The Dingle Memorial Tower is a large, four-sided, slightly-tapered structure situated in a prominent location on a knoll, overlooking the shores of the North West Arm of Halifax in the Canadian province of Nova Scotia. On Natal Day this year, we went and explored the Tower and its beautiful surroundings to celebrate its 100th birthday.
Donated by Sir Sandford Fleming to the people of Halifax in 1908, the 95-acre park consists of wooded and open areas, a hilly terrain, saltwater frontage on the arm, large freshwater ponds, numerous paths, small beaches, and the Dingle Memorial Tower. The Tower was finished in 1912, and is a prominent local landmark and a popular spot for wedding pictures.

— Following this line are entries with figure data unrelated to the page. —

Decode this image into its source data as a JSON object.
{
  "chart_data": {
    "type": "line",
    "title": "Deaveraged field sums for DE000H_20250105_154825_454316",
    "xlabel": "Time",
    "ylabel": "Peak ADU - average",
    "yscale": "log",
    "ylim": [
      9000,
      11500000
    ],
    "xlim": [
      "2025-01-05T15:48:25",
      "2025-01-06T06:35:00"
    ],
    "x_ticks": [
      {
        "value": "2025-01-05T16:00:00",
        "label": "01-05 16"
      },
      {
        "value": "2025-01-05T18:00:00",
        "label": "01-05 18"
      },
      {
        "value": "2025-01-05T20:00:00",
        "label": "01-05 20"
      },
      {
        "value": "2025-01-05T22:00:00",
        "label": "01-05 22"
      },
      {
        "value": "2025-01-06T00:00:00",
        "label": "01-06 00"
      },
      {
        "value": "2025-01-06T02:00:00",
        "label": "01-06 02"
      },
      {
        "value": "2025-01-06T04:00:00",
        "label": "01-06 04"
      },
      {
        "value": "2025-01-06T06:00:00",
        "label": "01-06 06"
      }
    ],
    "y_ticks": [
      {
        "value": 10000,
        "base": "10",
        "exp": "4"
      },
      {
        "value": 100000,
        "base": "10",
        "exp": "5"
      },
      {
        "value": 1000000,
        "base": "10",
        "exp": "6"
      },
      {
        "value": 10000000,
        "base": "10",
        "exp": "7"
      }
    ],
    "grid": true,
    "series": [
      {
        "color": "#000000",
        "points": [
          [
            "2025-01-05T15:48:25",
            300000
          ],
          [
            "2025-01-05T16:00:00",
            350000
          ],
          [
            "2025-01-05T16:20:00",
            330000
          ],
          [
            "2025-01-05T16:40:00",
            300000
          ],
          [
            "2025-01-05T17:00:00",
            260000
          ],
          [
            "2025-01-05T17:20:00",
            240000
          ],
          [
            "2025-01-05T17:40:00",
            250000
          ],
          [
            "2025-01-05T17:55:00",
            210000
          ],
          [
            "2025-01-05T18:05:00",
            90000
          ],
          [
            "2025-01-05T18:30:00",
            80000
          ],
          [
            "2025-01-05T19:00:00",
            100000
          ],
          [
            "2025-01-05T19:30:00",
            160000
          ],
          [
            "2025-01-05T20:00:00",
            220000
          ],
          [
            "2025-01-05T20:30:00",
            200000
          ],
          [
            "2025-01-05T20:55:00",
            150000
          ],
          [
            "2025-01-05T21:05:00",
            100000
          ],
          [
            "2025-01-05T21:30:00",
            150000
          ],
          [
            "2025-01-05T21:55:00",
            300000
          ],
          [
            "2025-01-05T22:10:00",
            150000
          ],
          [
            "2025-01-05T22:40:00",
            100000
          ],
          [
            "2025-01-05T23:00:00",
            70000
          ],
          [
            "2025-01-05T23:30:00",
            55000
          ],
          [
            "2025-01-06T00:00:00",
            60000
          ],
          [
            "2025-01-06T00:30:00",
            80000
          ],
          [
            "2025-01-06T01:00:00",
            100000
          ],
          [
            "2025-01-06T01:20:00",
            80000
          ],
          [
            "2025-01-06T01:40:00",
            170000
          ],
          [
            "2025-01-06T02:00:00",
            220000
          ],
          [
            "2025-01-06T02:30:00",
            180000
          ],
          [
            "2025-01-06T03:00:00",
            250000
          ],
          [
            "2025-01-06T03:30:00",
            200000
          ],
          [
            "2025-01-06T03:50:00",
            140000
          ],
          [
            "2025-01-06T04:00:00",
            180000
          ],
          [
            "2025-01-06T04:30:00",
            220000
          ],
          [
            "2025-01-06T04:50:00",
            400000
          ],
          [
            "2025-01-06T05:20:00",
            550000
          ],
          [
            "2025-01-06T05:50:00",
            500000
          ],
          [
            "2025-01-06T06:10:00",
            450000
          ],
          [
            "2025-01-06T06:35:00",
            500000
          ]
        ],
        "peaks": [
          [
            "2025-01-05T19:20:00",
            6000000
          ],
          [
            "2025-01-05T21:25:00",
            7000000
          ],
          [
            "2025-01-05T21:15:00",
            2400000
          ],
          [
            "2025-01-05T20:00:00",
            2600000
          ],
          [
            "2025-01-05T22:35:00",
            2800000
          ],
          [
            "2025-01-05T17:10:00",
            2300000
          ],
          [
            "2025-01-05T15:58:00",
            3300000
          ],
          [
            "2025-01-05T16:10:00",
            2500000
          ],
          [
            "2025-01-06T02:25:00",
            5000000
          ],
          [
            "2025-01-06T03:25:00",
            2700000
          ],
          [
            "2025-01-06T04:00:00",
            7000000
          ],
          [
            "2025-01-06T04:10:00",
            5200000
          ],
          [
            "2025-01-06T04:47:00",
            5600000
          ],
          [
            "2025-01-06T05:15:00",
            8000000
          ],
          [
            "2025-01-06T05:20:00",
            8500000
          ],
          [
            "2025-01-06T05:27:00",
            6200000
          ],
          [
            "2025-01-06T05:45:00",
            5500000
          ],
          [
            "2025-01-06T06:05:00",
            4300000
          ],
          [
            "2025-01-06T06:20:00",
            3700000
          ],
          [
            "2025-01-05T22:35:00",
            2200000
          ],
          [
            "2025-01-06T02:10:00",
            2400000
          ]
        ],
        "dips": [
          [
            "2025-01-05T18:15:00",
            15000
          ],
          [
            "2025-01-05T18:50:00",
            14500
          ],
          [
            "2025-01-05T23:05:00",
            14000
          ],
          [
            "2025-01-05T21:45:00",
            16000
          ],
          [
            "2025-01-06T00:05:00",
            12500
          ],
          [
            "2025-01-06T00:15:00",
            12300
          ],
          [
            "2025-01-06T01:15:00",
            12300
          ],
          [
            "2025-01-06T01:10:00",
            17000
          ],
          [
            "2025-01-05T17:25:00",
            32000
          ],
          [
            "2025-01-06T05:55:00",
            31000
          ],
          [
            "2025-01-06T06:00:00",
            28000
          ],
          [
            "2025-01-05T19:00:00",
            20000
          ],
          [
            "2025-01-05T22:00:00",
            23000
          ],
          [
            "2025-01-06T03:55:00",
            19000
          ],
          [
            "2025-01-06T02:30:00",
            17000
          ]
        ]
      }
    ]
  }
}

Sir Sandford Fleming was quite a prominent figure in Canadian history, everything from designing the first postage stamp to being Engineer in Chief for the Canadian Pacific Railway. He became internationally famous for establishing Universal Stardard Time, which was universally adopted in 1884.
The donation of the land to the people of Halifax was made to commemorate the 150th anniversary of the establishment of the representative government in Nova Scotia in 1758. Fleming’s proposal to construct a memorial tower was endorsed by the City of Halifax and the local Canadian Club who raised funds for the tower. Donations were received from many places within the Empire and plaques commemorating the gifts, and stones from the countries of the Empire, were placed on the interior walls. The site is of heritage value due to the long-standing public use of the park for recreation and leisure.
The tower itself is made from granite and ironstone from a quarry in the nearby Purcells Cove, and the top is made from copper. Two large, bronze, lions located at the foot of the tower might look familiar if you’ve ever visited Trafalgar Square. They were donated by the Royal Colonial Institute of London in 1913, and were designed by British sculptor Albert Brucejoy whose design was influenced by the monumental lions at Trafalgar Square in London.
After visiting and learning about the Tower, we took it easy and drove down by the water for awhile, eventually stopping and getting ice cream in a spot probably close to where they got the materials to make the tower, finished 100 years ago.
Some information taken from Historic Places.ca.